The seasonal long-distance migration of all kinds of animals—from whales to dragonflies to amphibians to birds—is as astonishing a feat as it is mysterious. Emerging technology, such as tracking and genomics, is allowing researchers to get a more complete picture of migration and the threats migratory species face throughout the year. With a new statistical tool from the Smithsonian Migratory Bird Center (SMBC), researchers can take that data to better understand the strength of migratory connectivity—whether and when populations spread out or stay together in different seasons of the year—in a quantitative way.
“Researchers have often been talking about migratory connectivity in qualitative terms, such as ‘high,’ ‘weak,’ and ‘moderate,’ but we’re not necessarily talking about the same thing with those words,” says Emily Cohen, an SMBC research associate and one of the lead authors on a paper about the new tool, published in October in the scientific journal Methods in Ecology and Evolution. “This qualitative terminology, as well as the use of differing methods, has made it really difficult to advance the field and have a more cohesive and comprehensive conversation about the research and findings. Yet these conversations could be essential to understanding the ecology and evolution of migratory species and to developing effective conservation management strategies for them.”
Understanding the extent to which migratory populations spread out or stay together between seasons—during breeding and migration and over winter—can help conservationists better understand how vulnerable that species may be to geographic-specific threats. For example, a population of migratory birds that stays together on a single island in the Bahamas—instead of spreading out across multiple islands—would be more at risk of being wiped out by a hurricane that hits that island, which could be catastrophic for a declining or endangered species. Conservationists can also look at how winter rainfall, extreme summer temperatures and a host of other localized threats may affect a population based on whether those individuals stay together or spread out.
“Our new tool will make it possible for researchers to predict more quantitatively how investing in a limited geographic area might impact a declining species,” Cohen says. “This is especially important given limited conservation dollars.”Having a way to measure the strength of migratory connectivity can also help researchers understand the ecology and evolution of a species.

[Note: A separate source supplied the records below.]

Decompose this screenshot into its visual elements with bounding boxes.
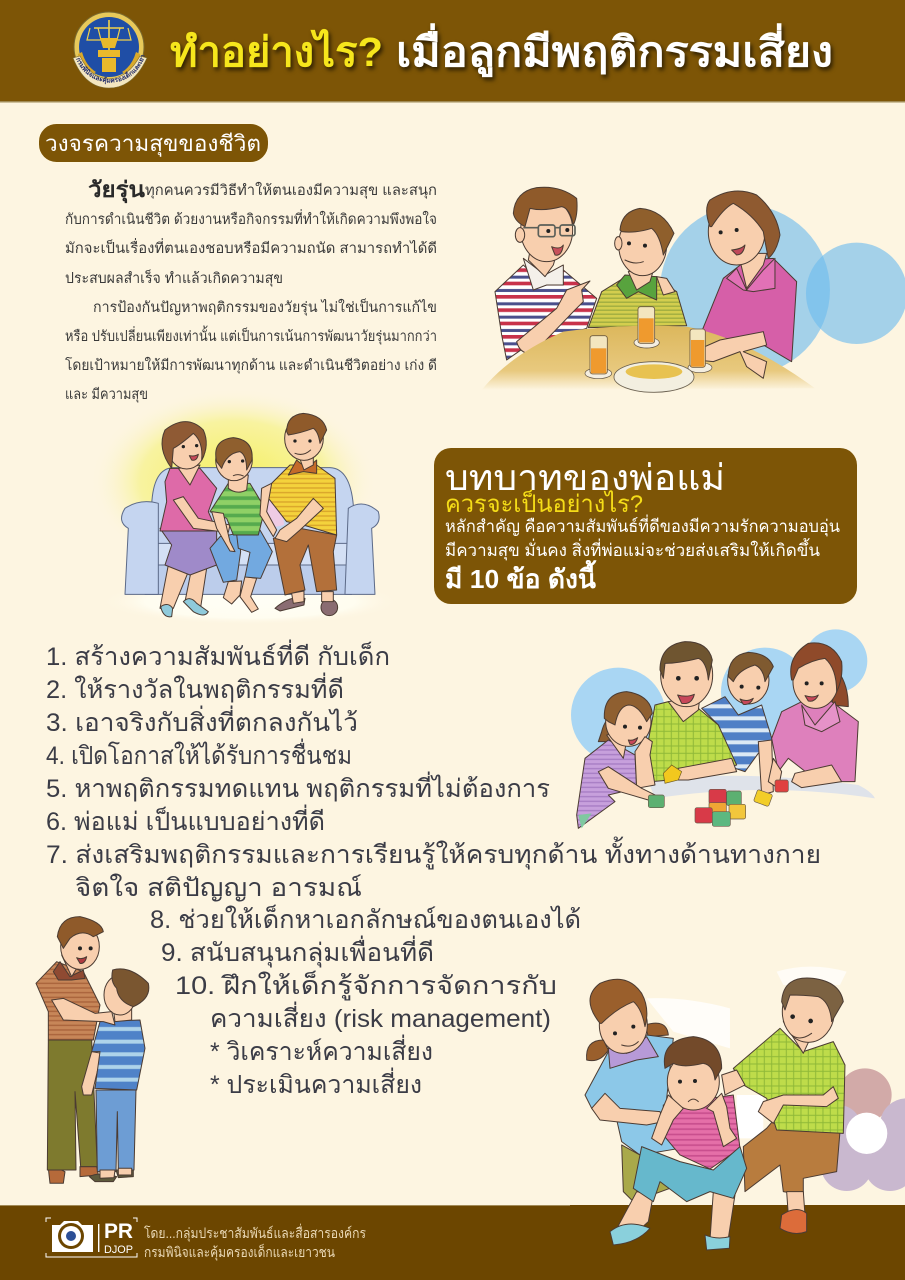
numbered list: ten roles: 4. เปิดโอกาสให้ได้รับการชื่นชม xyxy=(46,738,352,770)
text block: intro paragraphs: วัยรุ่น xyxy=(88,177,145,204)
sofa xyxy=(122,468,379,594)
girl in purple shirt xyxy=(577,692,655,828)
yellow glow xyxy=(90,388,377,575)
father xyxy=(36,917,103,1183)
text block: intro paragraphs: ประสบผลสำเร็จ ทำแล้วเกิดความสุข xyxy=(65,268,283,287)
numbered list: ten roles: ความเสี่ยง (risk management) xyxy=(210,1001,551,1033)
illustration: family talking at table xyxy=(482,187,905,392)
boy in striped shirt xyxy=(702,652,773,795)
boy xyxy=(210,438,272,612)
footer credit text xyxy=(144,1224,366,1261)
text block: intro paragraphs: หรือ ปรับเปลี่ยนเพียงเท่านั้น แต่เป็นการเน้นการพัฒนาวัยรุ่นมากกว่า xyxy=(65,325,437,345)
header band xyxy=(0,0,905,102)
numbered list: ten roles: 5. หาพฤติกรรมทดแทน พฤติกรรมที่ไม่ต้องการ xyxy=(46,771,550,803)
footer credit text: กรมพินิจและคุ้มครองเด็กและเยาวชน xyxy=(144,1243,335,1261)
text block: intro paragraphs xyxy=(65,177,437,403)
table shadow xyxy=(648,776,875,798)
numbered list: ten roles: 2. ให้รางวัลในพฤติกรรมที่ดี xyxy=(46,672,344,704)
blue circles xyxy=(571,629,867,762)
mother in pink shirt xyxy=(702,191,797,362)
son with olive polo xyxy=(588,208,687,328)
numbered list: ten roles: จิตใจ สติปัญญา อารมณ์ xyxy=(75,873,362,902)
numbered list: ten roles xyxy=(46,639,821,1099)
text block: intro paragraphs: มักจะเป็นเรื่องที่ตนเองชอบหรือมีความถนัด สามารถทำได้ดี xyxy=(65,238,437,257)
heading pill: cycle of happiness xyxy=(38,124,268,162)
title: ทำอย่างไร? xyxy=(170,28,383,75)
panel: parents' role xyxy=(434,448,857,604)
footer band xyxy=(0,1205,905,1280)
sad child in pink shirt xyxy=(610,1037,747,1250)
text block: intro paragraphs: กับการดำเนินชีวิต ด้วยงานหรือกิจกรรมที่ทำให้เกิดความพึงพอใจ xyxy=(65,209,437,228)
numbered list: ten roles: * วิเคราะห์ความเสี่ยง xyxy=(210,1034,433,1066)
numbered list: ten roles: 8. ช่วยให้เด็กหาเอกลักษณ์ของตนเองได้ xyxy=(150,904,581,934)
footer logo: PR DJOP: DJOP xyxy=(104,1244,133,1256)
footer logo: PR DJOP xyxy=(46,1218,137,1257)
flower backdrop xyxy=(647,967,905,1191)
text block: intro paragraphs: และ มีความสุข xyxy=(65,386,148,403)
title xyxy=(170,23,833,78)
mother with ponytail xyxy=(768,643,858,788)
numbered list: ten roles: 9. สนับสนุนกลุ่มเพื่อนที่ดี xyxy=(161,935,434,968)
illustration: father and son standing xyxy=(36,917,149,1183)
numbered list: ten roles: 1. สร้างความสัมพันธ์ที่ดี กับเด็ก xyxy=(46,639,390,671)
subheading: how should it be: ควรจะเป็นอย่างไร? xyxy=(445,489,643,518)
mother in blue shirt xyxy=(585,979,680,1202)
ten items note: มี 10 ข้อ ดังนี้ xyxy=(445,559,597,594)
father in green check shirt xyxy=(645,642,737,783)
title: เมื่อลูกมีพฤติกรรมเสี่ยง xyxy=(396,23,833,78)
toy blocks xyxy=(648,780,788,826)
father with striped shirt xyxy=(495,187,597,360)
text block: intro paragraphs: ทุกคนควรมีวิธีทำให้ตนเองมีความสุข และสนุก xyxy=(145,181,437,199)
footer logo: PR DJOP: PR xyxy=(104,1220,133,1243)
text block: intro paragraphs: โดยเป้าหมายให้มีการพัฒนาทุกด้าน และดำเนินชีวิตอย่าง เก่ง ดี xyxy=(65,356,437,374)
numbered list: ten roles: 3. เอาจริงกับสิ่งที่ตกลงกันไว้ xyxy=(46,705,358,737)
illustration: family on sofa xyxy=(90,388,400,625)
father in green shirt xyxy=(722,978,845,1234)
son seen from behind xyxy=(82,969,149,1182)
mother xyxy=(160,422,230,617)
numbered list: ten roles: 10. ฝึกให้เด็กรู้จักการจัดการกับ xyxy=(175,970,557,1001)
numbered list: ten roles: * ประเมินความเสี่ยง xyxy=(210,1067,422,1099)
description: หลักสำคัญ คือความสัมพันธ์ที่ดีของมีความรักความอบอุ่น xyxy=(445,514,840,537)
icon: department seal xyxy=(72,12,148,88)
father's arm on shoulder xyxy=(52,998,115,1025)
illustration: family with toy blocks xyxy=(571,629,875,828)
illustration: parents comforting sad child xyxy=(585,967,905,1250)
numbered list: ten roles: 6. พ่อแม่ เป็นแบบอย่างที่ดี xyxy=(46,804,325,836)
heading: parents' role: บทบาทของพ่อแม่ xyxy=(445,457,725,498)
description: มีความสุข มั่นคง สิ่งที่พ่อแม่จะช่วยส่งเสริมให้เกิดขึ้น xyxy=(445,538,820,561)
father xyxy=(260,413,338,616)
description xyxy=(445,514,840,561)
numbered list: ten roles: 7. ส่งเสริมพฤติกรรมและการเรียนรู้ให้ครบทุกด้าน ทั้งทางด้านทางกาย xyxy=(46,836,821,870)
footer credit text: โดย...กลุ่มประชาสัมพันธ์และสื่อสารองค์กร xyxy=(144,1224,366,1242)
heading pill: cycle of happiness: วงจรความสุขของชีวิต xyxy=(45,131,261,157)
text block: intro paragraphs: การป้องกันปัญหาพฤติกรรมของวัยรุ่น ไม่ใช่เป็นการแก้ไข xyxy=(93,297,437,316)
blue circles xyxy=(660,205,905,375)
table with drinks and snack plate xyxy=(482,307,815,392)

For example, species with breeding populations that are widely dispersed during winter, perhaps spread out across all of Central America and the Caribbean, will have access to more diverse resources (i.e., kinds of food) and be exposed to more diverse threats (i.e., predators) than those that stay together in one area. This means that species with populations that stay together between seasons—those with strong migratory connectivity—could be adapted to a narrower diet and could be threatened if that specific food becomes unavailable, for example. The role of the strength of migratory connectivity in the ecology and evolution of species is not well understood, though, and is something that SMBC scientists are working on and hope that this new tool will facilitate.
The SMBC statistical tool is a free R package that was built with the objective of increasing collaboration between scientists studying migratory animals around the world. SMBC researchers are already applying the methods for an endangered species and a common urban species, as well as in an analysis of the how migratory connectivity influences vulnerability to climate change and an Atlas of Migratory Connectivity for North America’s breeding birds.
Cohen and Jeff Hostetler, the other lead author on the paper, say the team welcomes questions and input and hopes the methods in the paper and package will be useful for many studies and species.
The paper’s additional authors, all affiliated with the Smithsonian Migratory Bird Center, are: Michael T. Hallworth, Clark S. Rushing, T. Scott Sillett and Peter P. Marra.